Background: The transition metal Zn(II) is thought to regulate cell and tissue growth by enhancing mitosis (cell proliferation) and suppressing the counterbalancing process of apoptosis (gene-directed cell death). To investigate the role of Zn(II) further, we have used a UV-excitable Zn(II)-specific fluorophore, Zinquin. The ester group of Zinquin is hydrolyzed by living cells, ensuring its intracellular retention; this allows the visualization and measurement of free or loosely-bound (labile) intracellular Zn(II) by fluorescence video image analysis or fluorimetric spectroscopy.
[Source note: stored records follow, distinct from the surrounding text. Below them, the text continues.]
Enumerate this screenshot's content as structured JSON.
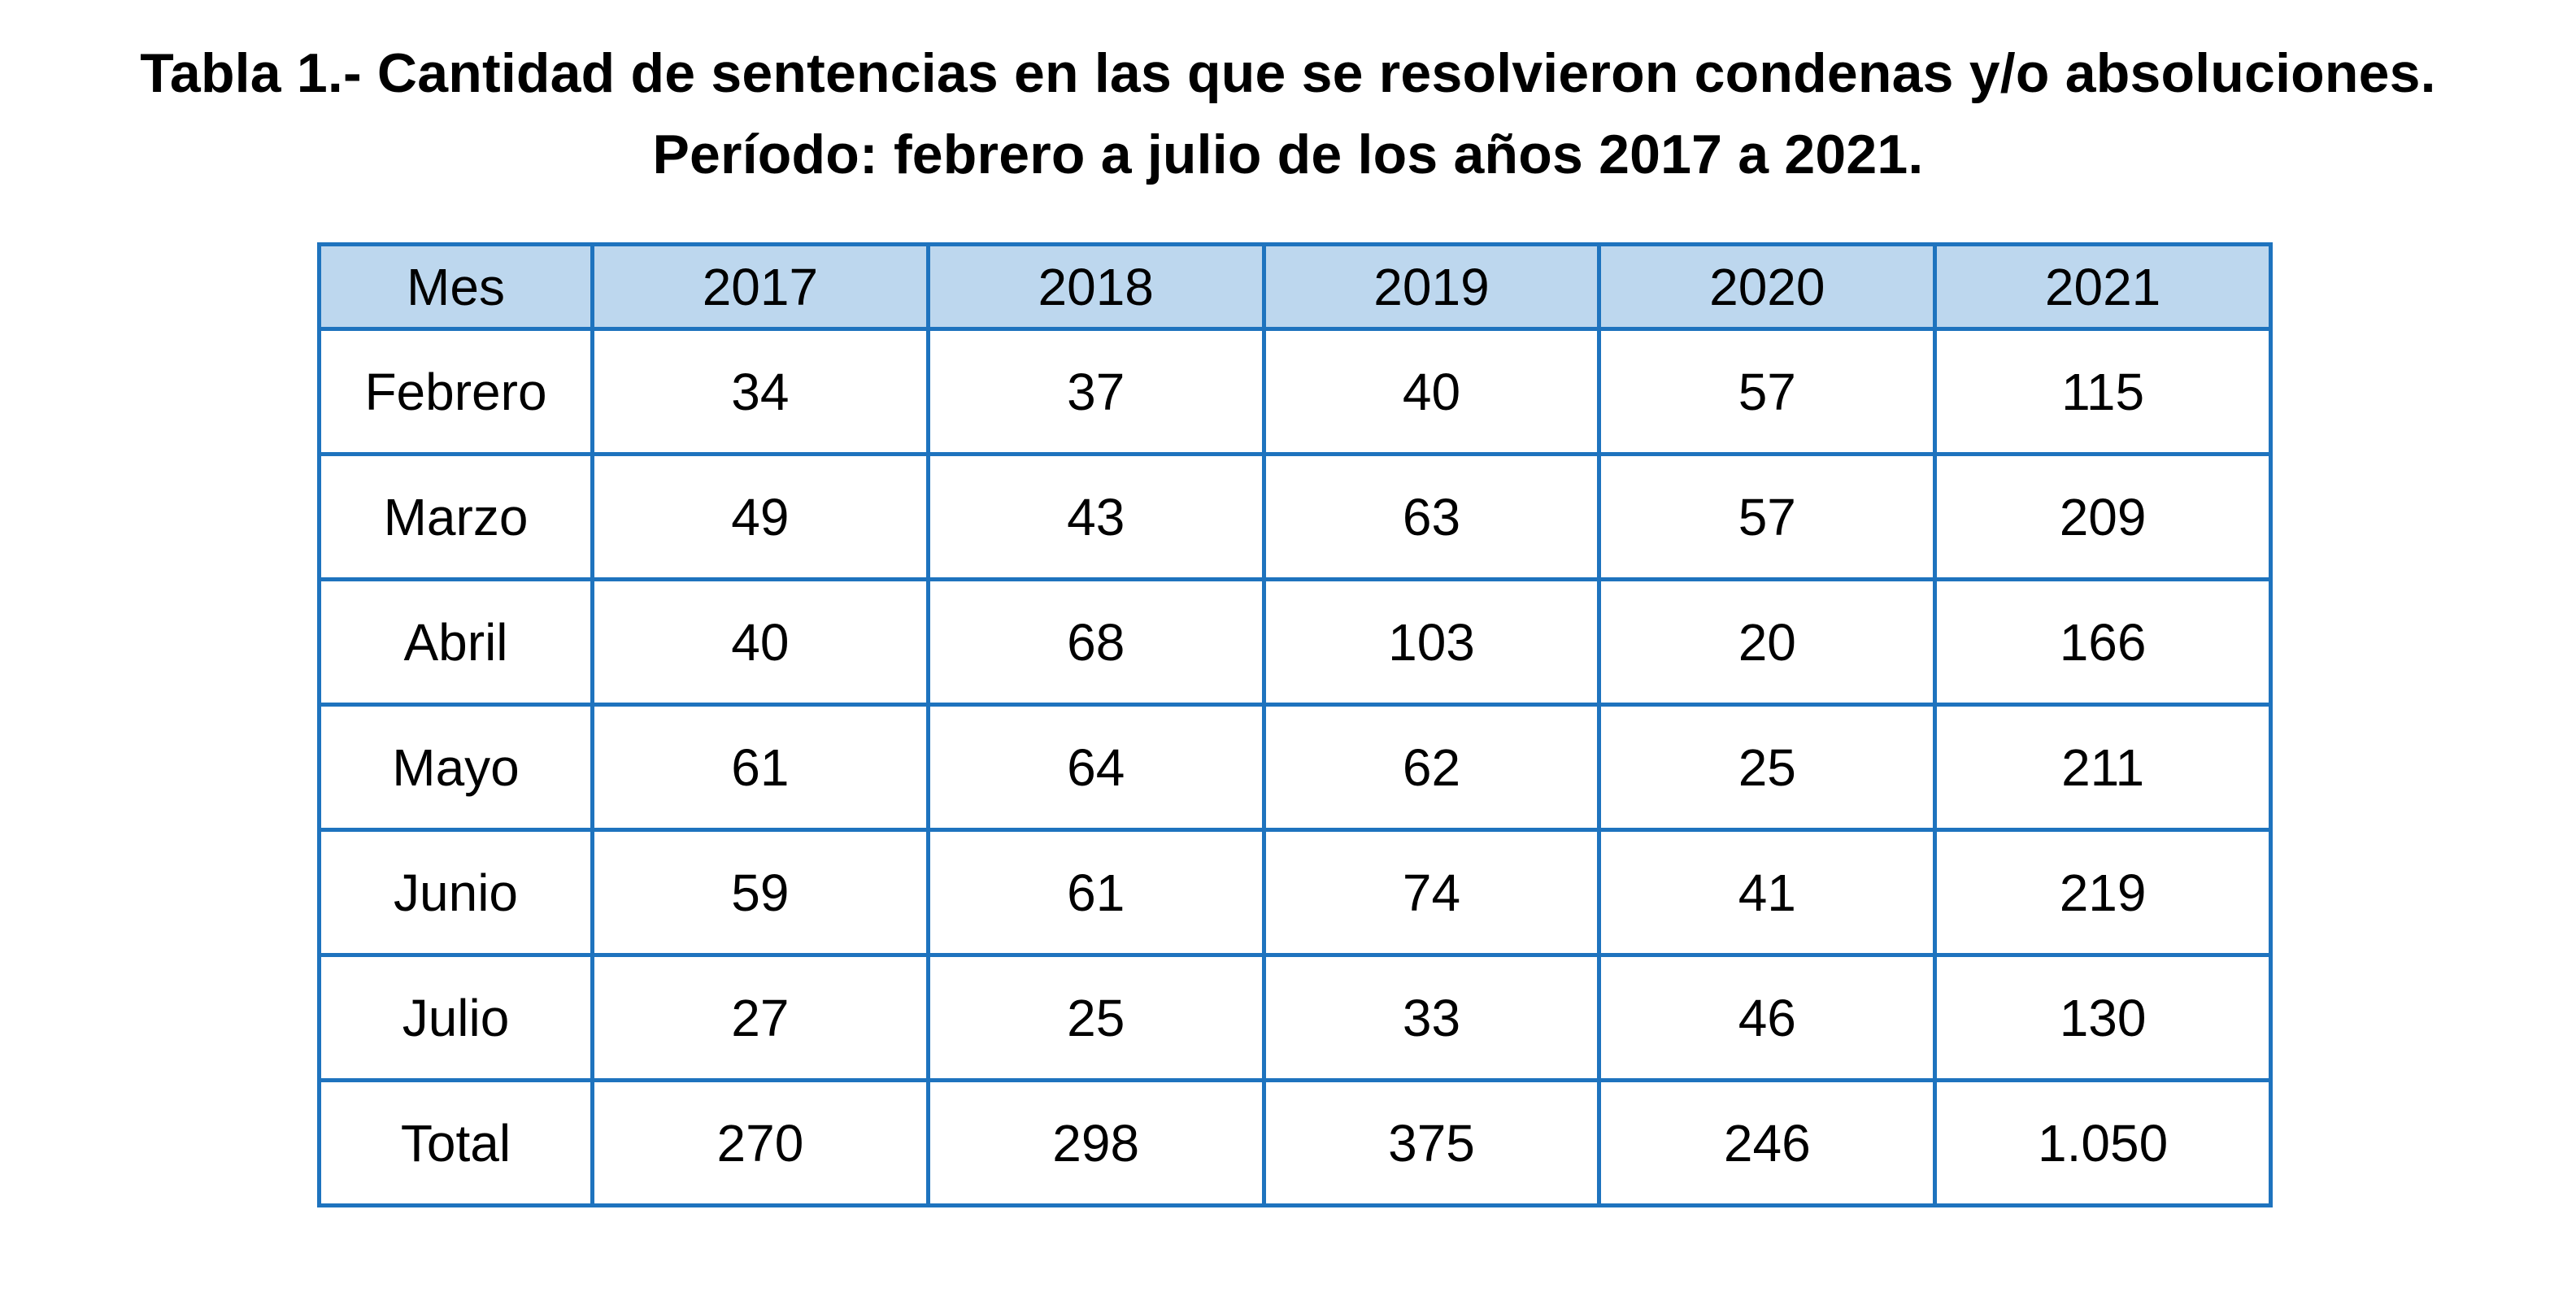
{
  "title": {
    "line1": "Tabla 1.- Cantidad de sentencias en las que se resolvieron condenas y/o absoluciones.",
    "line2": "Período: febrero a julio de los años 2017 a 2021."
  },
  "colors": {
    "border": "#1e73be",
    "header_bg": "#bdd7ee"
  },
  "table": {
    "headers": [
      "Mes",
      "2017",
      "2018",
      "2019",
      "2020",
      "2021"
    ],
    "rows": [
      {
        "mes": "Febrero",
        "values": [
          "34",
          "37",
          "40",
          "57",
          "115"
        ]
      },
      {
        "mes": "Marzo",
        "values": [
          "49",
          "43",
          "63",
          "57",
          "209"
        ]
      },
      {
        "mes": "Abril",
        "values": [
          "40",
          "68",
          "103",
          "20",
          "166"
        ]
      },
      {
        "mes": "Mayo",
        "values": [
          "61",
          "64",
          "62",
          "25",
          "211"
        ]
      },
      {
        "mes": "Junio",
        "values": [
          "59",
          "61",
          "74",
          "41",
          "219"
        ]
      },
      {
        "mes": "Julio",
        "values": [
          "27",
          "25",
          "33",
          "46",
          "130"
        ]
      },
      {
        "mes": "Total",
        "values": [
          "270",
          "298",
          "375",
          "246",
          "1.050"
        ]
      }
    ]
  }
}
Results: Here we show that in cells undergoing early events of apoptosis, induced spontaneously or by diverse agents, there is a substantial increase in their Zinquin-detectable Zn(II). This increase occurred in the absence of exogenous Zn(II) and before changes in membrane permeability, consistent with a release of Zn(II) from intracellular stores or metalloproteins rather than enhanced uptake from the medium. We propose that there is a major redistribution of Zn(II) during the induction of apoptosis, which may influence or precipitate some of the later biochemical and morphological changes.
Conclusions: The phenomenon of Zn(II) mobilization, revealed by Zinquin, presents a new element in the process of apoptosis for investigation and may permit rapid and sensitive identification of apoptotic cells, particularly in those tissues where their frequency is low.